Map items can participate in triggering and targetting. Both acquirables and objects can have targets, which acquirables trigger when they are acquired, and objects trigger when they are destroyed (so in both cases, the targets are triggered when the item disappears from the map). Destructible objects can furthermore be targetted; when they are triggered, they are destroyed.
So you can try all this out by putting, say, a Krater of Might (art_manaboost) and a cauldron (obj_cauldron) in your map, putting the cauldron where you can see it from the position of the Krater, with the krater targetting the cauldron. Now run the map, and take the krater, watching the cauldron explode. Anything that can be triggered at all can be triggered by the taking of an takeable item.
There is an interesting variant on orginary targetting, which is `killtargetting'. Any entity that can take a target field can also take a killtarget field. Then when the entity `fires' (triggers its targets), it also removes its `killtargets' (entities whose targetname-value is the same as its killtarget-value). This can be used for example to present the player with a choice between two desireable items. You can have for example Krater of might (art_manaboost) and a Mystic urn (art_superHBoost), each killtargetting the other. Now if the player takes the urn, the krater vanishes, and vice-versa. A more sophisticated use of killtargetting is to make an item appear at different places in the map, depending on what the player does earlier: the item can be initially placed at multiple locations, and all but one removed by killtargetting (this requires care, obviously, I've actually had considerable trouble with finding the Treasury Key in Blackmarsh, & I suspect killtargetting bugs as perhaps being the culprit). It's my belief that absolutely all entities can be killtargetted; if you killtarget an entity such as a door that owns brushes, they disappear too.
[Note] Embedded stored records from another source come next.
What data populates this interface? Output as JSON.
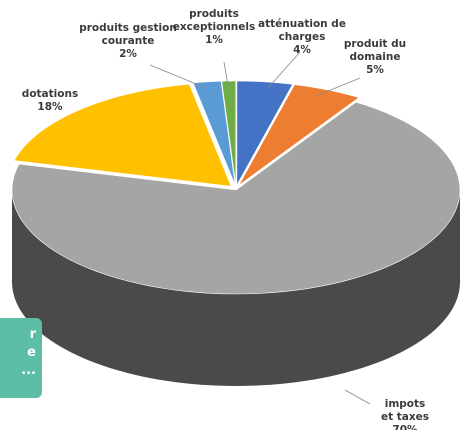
{
  "chart_data": {
    "type": "pie",
    "categories": [
      "atténuation de\ncharges",
      "produit du\ndomaine",
      "impots et taxes",
      "dotations",
      "produits gestion\ncourante",
      "produits\nexceptionnels"
    ],
    "values": [
      4,
      5,
      70,
      18,
      2,
      1
    ],
    "value_labels": [
      "4%",
      "5%",
      "70%",
      "18%",
      "2%",
      "1%"
    ],
    "colors": [
      "#4472c4",
      "#ed7d31",
      "#a5a5a5",
      "#ffc000",
      "#5b9bd5",
      "#70ad47"
    ]
  },
  "overlay": {
    "lines": [
      "r",
      "e",
      "..."
    ]
  }
}
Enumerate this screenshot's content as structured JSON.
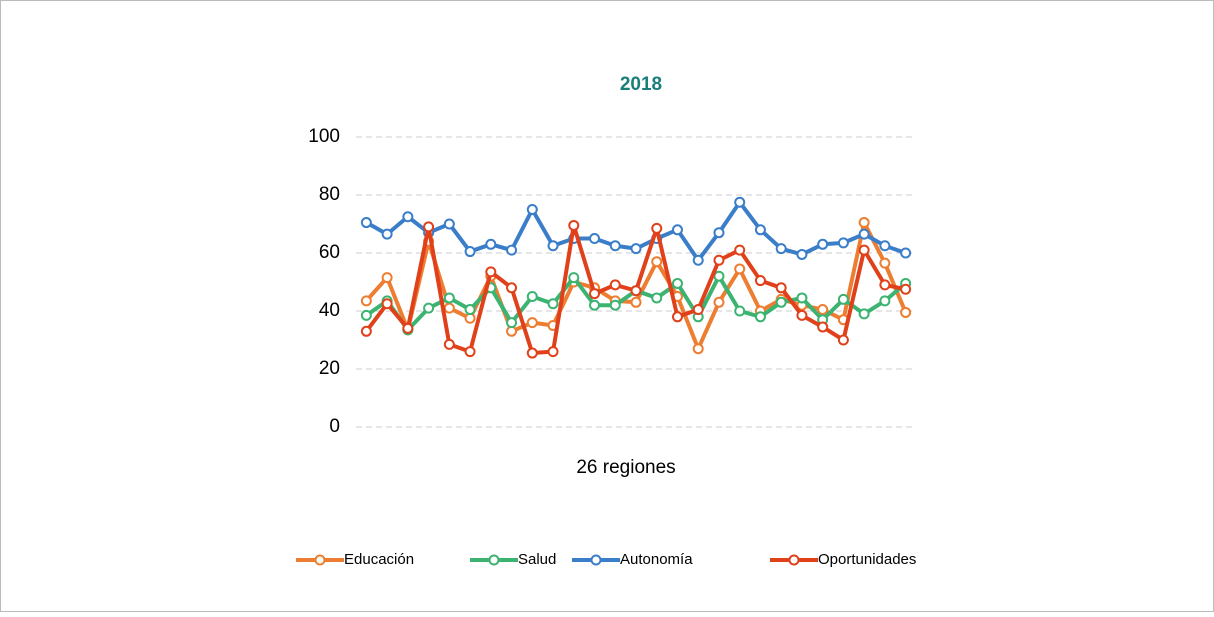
{
  "chart_data": {
    "type": "line",
    "title": "2018",
    "x_label": "26 regiones",
    "categories": [
      null,
      null,
      null,
      null,
      null,
      null,
      null,
      null,
      null,
      null,
      null,
      null,
      null,
      null,
      null,
      null,
      null,
      null,
      null,
      null,
      null,
      null,
      null,
      null,
      null,
      null,
      null
    ],
    "series": [
      {
        "name": "Educación",
        "color": "#ed7d31",
        "values": [
          43.5,
          51.5,
          33.5,
          64,
          41,
          37.5,
          52,
          33,
          36,
          35,
          50,
          48,
          43.5,
          43,
          57,
          45,
          27,
          43,
          54.5,
          40,
          44,
          42,
          40.5,
          37,
          70.5,
          56.5,
          39.5
        ]
      },
      {
        "name": "Salud",
        "color": "#3cb371",
        "values": [
          38.5,
          43.5,
          33.5,
          41,
          44.5,
          40.5,
          48,
          36,
          45,
          42.5,
          51.5,
          42,
          42,
          47,
          44.5,
          49.5,
          38,
          52,
          40,
          38,
          43,
          44.5,
          37,
          44,
          39,
          43.5,
          49.5
        ]
      },
      {
        "name": "Autonomía",
        "color": "#3a7dc9",
        "values": [
          70.5,
          66.5,
          72.5,
          67,
          70,
          60.5,
          63,
          61,
          75,
          62.5,
          65,
          65,
          62.5,
          61.5,
          65,
          68,
          57.5,
          67,
          77.5,
          68,
          61.5,
          59.5,
          63,
          63.5,
          66.5,
          62.5,
          60
        ]
      },
      {
        "name": "Oportunidades",
        "color": "#e0411a",
        "values": [
          33,
          42.5,
          34,
          69,
          28.5,
          26,
          53.5,
          48,
          25.5,
          26,
          69.5,
          46,
          49,
          47,
          68.5,
          38,
          40.5,
          57.5,
          61,
          50.5,
          48,
          38.5,
          34.5,
          30,
          61,
          49,
          47.5
        ]
      }
    ],
    "ylim": [
      0,
      100
    ],
    "yticks": [
      0,
      20,
      40,
      60,
      80,
      100
    ],
    "grid": true,
    "legend": "bottom"
  }
}
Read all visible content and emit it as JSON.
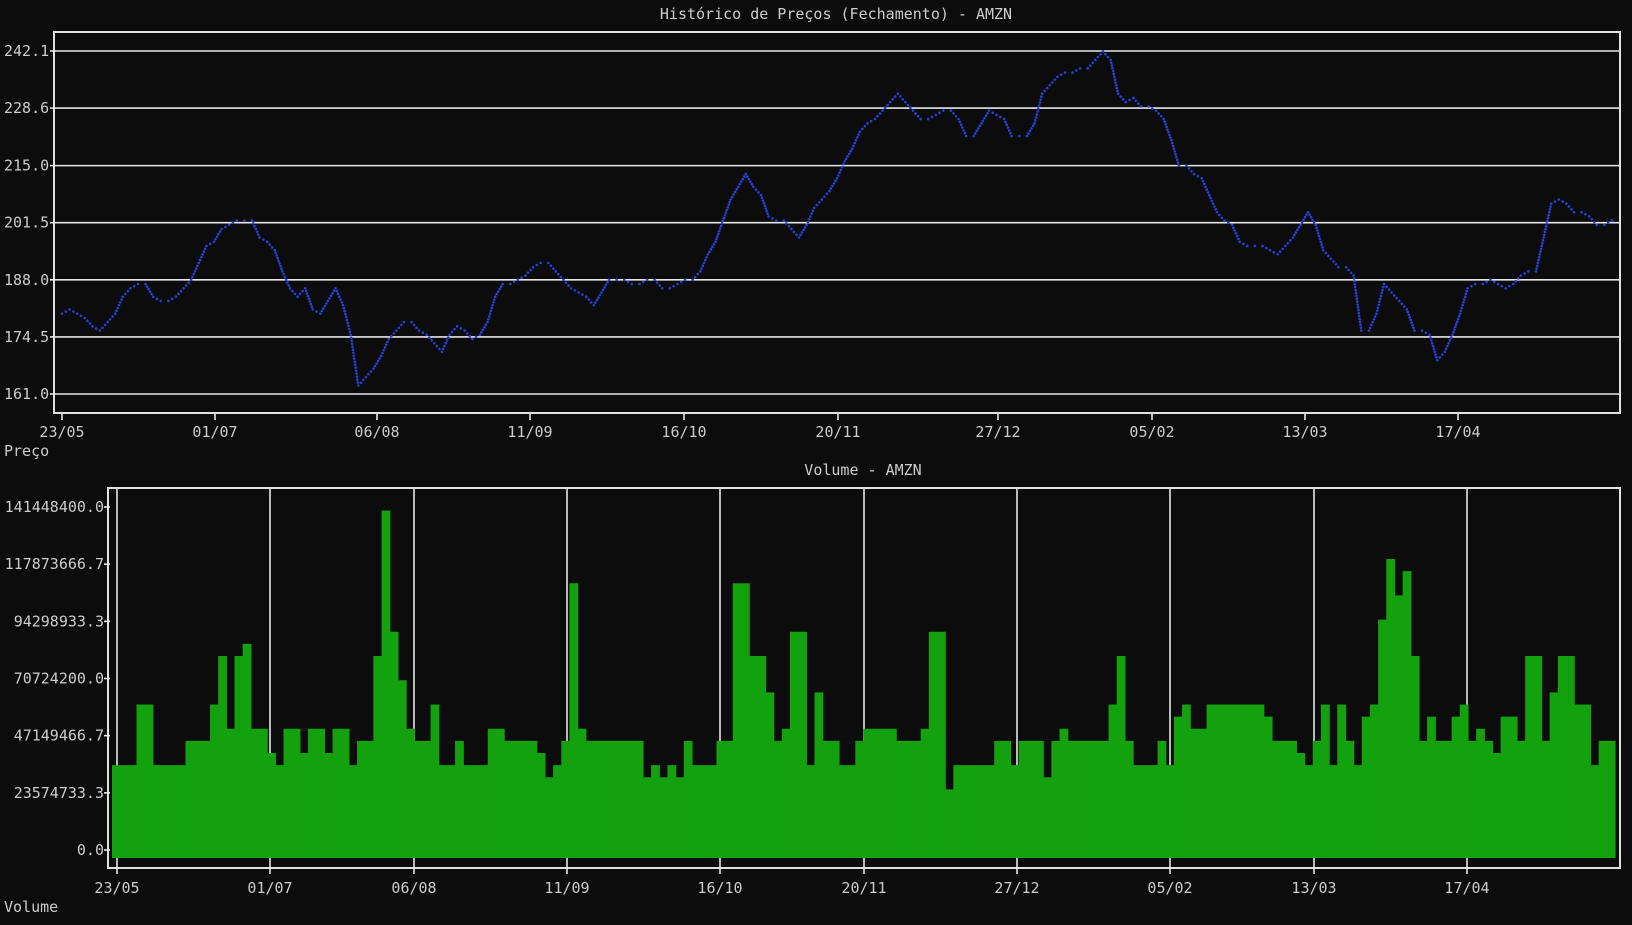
{
  "chart_data": [
    {
      "type": "line",
      "title": "Histórico de Preços (Fechamento) - AMZN",
      "ylabel": "Preço",
      "ylim": [
        161.0,
        242.1
      ],
      "y_ticks": [
        "242.1",
        "228.6",
        "215.0",
        "201.5",
        "188.0",
        "174.5",
        "161.0"
      ],
      "x_ticks": [
        "23/05",
        "01/07",
        "06/08",
        "11/09",
        "16/10",
        "20/11",
        "27/12",
        "05/02",
        "13/03",
        "17/04"
      ],
      "grid": "horizontal",
      "series": [
        {
          "color": "#2a3fd6",
          "values": [
            180,
            181,
            180,
            179,
            177,
            176,
            178,
            180,
            184,
            186,
            187,
            187,
            184,
            183,
            183,
            184,
            186,
            188,
            192,
            196,
            197,
            200,
            201,
            202,
            202,
            202,
            198,
            197,
            195,
            190,
            186,
            184,
            186,
            181,
            180,
            183,
            186,
            182,
            175,
            163,
            165,
            167,
            170,
            174,
            176,
            178,
            178,
            176,
            175,
            173,
            171,
            175,
            177,
            176,
            174,
            175,
            178,
            184,
            187,
            187,
            188,
            189,
            191,
            192,
            192,
            190,
            188,
            186,
            185,
            184,
            182,
            185,
            188,
            188,
            188,
            187,
            187,
            188,
            188,
            186,
            186,
            187,
            188,
            188,
            190,
            194,
            197,
            202,
            207,
            210,
            213,
            210,
            208,
            203,
            202,
            202,
            200,
            198,
            201,
            205,
            207,
            209,
            212,
            216,
            219,
            223,
            225,
            226,
            228,
            230,
            232,
            230,
            228,
            226,
            226,
            227,
            228,
            228,
            226,
            222,
            222,
            225,
            228,
            227,
            226,
            222,
            222,
            222,
            225,
            232,
            234,
            236,
            237,
            237,
            238,
            238,
            240,
            242,
            240,
            232,
            230,
            231,
            229,
            229,
            228,
            226,
            221,
            215,
            215,
            213,
            212,
            208,
            204,
            202,
            201,
            197,
            196,
            196,
            196,
            195,
            194,
            196,
            198,
            201,
            204,
            201,
            195,
            193,
            191,
            191,
            189,
            176,
            176,
            180,
            187,
            185,
            183,
            181,
            176,
            176,
            175,
            169,
            171,
            175,
            180,
            186,
            187,
            187,
            188,
            187,
            186,
            187,
            189,
            190,
            190,
            198,
            206,
            207,
            206,
            204,
            204,
            203,
            201,
            201,
            202
          ]
        }
      ]
    },
    {
      "type": "bar",
      "title": "Volume - AMZN",
      "ylabel": "Volume",
      "ylim": [
        0,
        141448400
      ],
      "y_ticks": [
        "141448400.0",
        "117873666.7",
        "94298933.3",
        "70724200.0",
        "47149466.7",
        "23574733.3",
        "0.0"
      ],
      "x_ticks": [
        "23/05",
        "01/07",
        "06/08",
        "11/09",
        "16/10",
        "20/11",
        "27/12",
        "05/02",
        "13/03",
        "17/04"
      ],
      "grid": "vertical",
      "series": [
        {
          "color": "#13a10e",
          "values": [
            35,
            35,
            35,
            60,
            60,
            35,
            35,
            35,
            35,
            45,
            45,
            45,
            60,
            80,
            50,
            80,
            85,
            50,
            50,
            40,
            35,
            50,
            50,
            40,
            50,
            50,
            40,
            50,
            50,
            35,
            45,
            45,
            80,
            140,
            90,
            70,
            50,
            45,
            45,
            60,
            35,
            35,
            45,
            35,
            35,
            35,
            50,
            50,
            45,
            45,
            45,
            45,
            40,
            30,
            35,
            45,
            110,
            50,
            45,
            45,
            45,
            45,
            45,
            45,
            45,
            30,
            35,
            30,
            35,
            30,
            45,
            35,
            35,
            35,
            45,
            45,
            110,
            110,
            80,
            80,
            65,
            45,
            50,
            90,
            90,
            35,
            65,
            45,
            45,
            35,
            35,
            45,
            50,
            50,
            50,
            50,
            45,
            45,
            45,
            50,
            90,
            90,
            25,
            35,
            35,
            35,
            35,
            35,
            45,
            45,
            35,
            45,
            45,
            45,
            30,
            45,
            50,
            45,
            45,
            45,
            45,
            45,
            60,
            80,
            45,
            35,
            35,
            35,
            45,
            35,
            55,
            60,
            50,
            50,
            60,
            60,
            60,
            60,
            60,
            60,
            60,
            55,
            45,
            45,
            45,
            40,
            35,
            45,
            60,
            35,
            60,
            45,
            35,
            55,
            60,
            95,
            120,
            105,
            115,
            80,
            45,
            55,
            45,
            45,
            55,
            60,
            45,
            50,
            45,
            40,
            55,
            55,
            45,
            80,
            80,
            45,
            65,
            80,
            80,
            60,
            60,
            35,
            45,
            45
          ]
        }
      ]
    }
  ]
}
Spawning is when some event causes a new item to appear in the map, where it previously wasn't. For newbies interested in making deathmatch maps, most important point about spawning is this:
In deathmatch, stuff you can take respawns automatically; you don't have to do anything to make it happen, and you can't change the way it works (unless maybe you want to get into serious HexenC coding). In fact if deathmatch maps is what you're interested in, stop now, since the rest of this has nothing to do with you. |
The way it works is pretty simple, although a bit cumbrous, it seems to me. The object or monster takes fields which specify what is spawned and how much. For mana, the fields are greenmana and bluemana, and the values say how much mana the mana-blob contains (there doesn't seem to be any way to produce combined mana, tho you could get the same effect in a less pretty way by producing equal amounts of green and blue). For the other artifacts there are fields like cnt_tome, cnt_torch, etc., and their values are numbers saying how many of the items to produce. So you could produce 6 tomes and 5 kraters of might, if you wanted to. To tamp this down with an example, here are the fields for a chest that produces a torch when you smash it:
classname: | obj_chest1 |
cnt_torch: | 1 |
A list of all of these spawning fields is given here.
The other way to spawn is with an item-spawner, which spawns the item at its location when it's triggered; now you should be able to read the reference, especially because it has an example at the end.